Гортанно звучат голоса. Торжественно плывет косяк прямошеих птиц, будто луки со стрелами нацелились в озеро.
Провожаю их и думаю: «Хорошо бы написать этот мокрый пахучий пейзаж с низкими тучами, серыми волнами и облетевшими березами на берегу».
Холод. Ветер. Тучи. Удивительная поэзия севера. В который раз уже рождает она чувство невысказанной тоски и жадности — как бы захватить все это? Как передать самый вкус осеннего ветра, пролетевшего невесть над какими далями, как написать скупой, но величавый свет дождевого неба, живую смену холодных тонов на гребнях волн, печаль обнаженных берез.

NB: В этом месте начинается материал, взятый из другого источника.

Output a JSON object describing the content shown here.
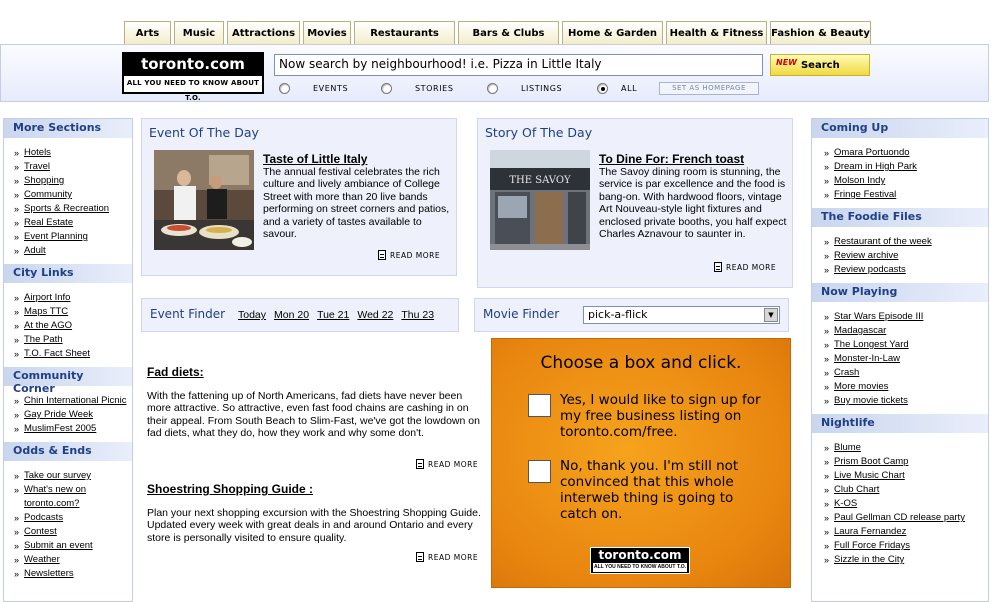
{
  "tabs": [
    "Arts",
    "Music",
    "Attractions",
    "Movies",
    "Restaurants",
    "Bars & Clubs",
    "Home & Garden",
    "Health & Fitness",
    "Fashion & Beauty"
  ],
  "logo": {
    "name": "toronto.com",
    "tagline": "ALL YOU NEED TO KNOW ABOUT T.O."
  },
  "search": {
    "value": "Now search by neighbourhood! i.e. Pizza in Little Italy",
    "button_new": "NEW",
    "button_label": "Search",
    "radios": [
      {
        "label": "EVENTS",
        "checked": false
      },
      {
        "label": "STORIES",
        "checked": false
      },
      {
        "label": "LISTINGS",
        "checked": false
      },
      {
        "label": "ALL",
        "checked": true
      }
    ],
    "homepage_label": "SET AS HOMEPAGE"
  },
  "left_sidebar": {
    "sections": [
      {
        "title": "More Sections",
        "items": [
          "Hotels",
          "Travel",
          "Shopping",
          "Community",
          "Sports & Recreation",
          "Real Estate",
          "Event Planning",
          "Adult"
        ]
      },
      {
        "title": "City Links",
        "items": [
          "Airport Info",
          "Maps TTC",
          "At the AGO",
          "The Path",
          "T.O. Fact Sheet"
        ]
      },
      {
        "title": "Community Corner",
        "items": [
          "Chin International Picnic",
          "Gay Pride Week",
          "MuslimFest 2005"
        ]
      },
      {
        "title": "Odds & Ends",
        "items": [
          "Take our survey",
          "What's new on toronto.com?",
          "Podcasts",
          "Contest",
          "Submit an event",
          "Weather",
          "Newsletters"
        ]
      }
    ]
  },
  "event_of_day": {
    "heading": "Event Of The Day",
    "title": "Taste of Little Italy",
    "body": "The annual festival celebrates the rich culture and lively ambiance of College Street with more than 20 live bands performing on street corners and patios, and a variety of tastes available to savour.",
    "more": "READ MORE"
  },
  "story_of_day": {
    "heading": "Story Of The Day",
    "title": "To Dine For: French toast",
    "body": "The Savoy dining room is stunning, the service is par excellence and the food is bang-on. With hardwood floors, vintage Art Nouveau-style light fixtures and enclosed private booths, you half expect Charles Aznavour to saunter in.",
    "more": "READ MORE"
  },
  "event_finder": {
    "heading": "Event Finder",
    "days": [
      "Today",
      "Mon 20",
      "Tue 21",
      "Wed 22",
      "Thu 23"
    ]
  },
  "movie_finder": {
    "heading": "Movie Finder",
    "selected": "pick-a-flick"
  },
  "articles": [
    {
      "title": "Fad diets:",
      "body": "With the fattening up of North Americans, fad diets have never been more attractive. So attractive, even fast food chains are cashing in on their appeal. From South Beach to Slim-Fast, we've got the lowdown on fad diets, what they do, how they work and why some don't.",
      "more": "READ MORE"
    },
    {
      "title": "Shoestring Shopping Guide :",
      "body": "Plan your next shopping excursion with the Shoestring Shopping Guide. Updated every week with great deals in and around Ontario and every store is personally visited to ensure quality.",
      "more": "READ MORE"
    }
  ],
  "ad": {
    "prompt": "Choose a box and click.",
    "option_yes": "Yes, I would like to sign up for my free business listing on toronto.com/free.",
    "option_no": "No, thank you. I'm still not convinced that this whole interweb thing is going to catch on.",
    "logo_name": "toronto.com",
    "logo_tagline": "ALL YOU NEED TO KNOW ABOUT T.O."
  },
  "right_sidebar": {
    "sections": [
      {
        "title": "Coming Up",
        "items": [
          "Omara Portuondo",
          "Dream in High Park",
          "Molson Indy",
          "Fringe Festival"
        ]
      },
      {
        "title": "The Foodie Files",
        "items": [
          "Restaurant of the week",
          "Review archive",
          "Review podcasts"
        ]
      },
      {
        "title": "Now Playing",
        "items": [
          "Star Wars Episode III",
          "Madagascar",
          "The Longest Yard",
          "Monster-In-Law",
          "Crash",
          "More movies",
          "Buy movie tickets"
        ]
      },
      {
        "title": "Nightlife",
        "items": [
          "Blume",
          "Prism Boot Camp",
          "Live Music Chart",
          "Club Chart",
          "K-OS",
          "Paul Gellman CD release party",
          "Laura Fernandez",
          "Full Force Fridays",
          "Sizzle in the City"
        ]
      }
    ]
  }
}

…Вот по сырой дороге вдоль озера идет куда-то девушка в телогрейке. Ржаные волосы, неласковые глаза, упругая щека, короткая юбка.
Прошла.
И снова дует ветер, шумит лес, летят листья, хлещут валы. А за далеким берегом, по-над крышами безымянной деревеньки вдруг брезжит белая размытая полоса. Оттуда будет конец ненастью.
* * *
Октябрь. Ясное утро с инеем. Я забрался в еловый лог и сижу на выворотне возле ручья. Смотрю и слушаю. Только так можно понять и почувствовать всю прелесть лесных тонов, запахов, света и негромких звуков. В одном этом моховом елевище столько нетронутой красоты, что ее хватило бы на сотню художников с талантом Шишкина.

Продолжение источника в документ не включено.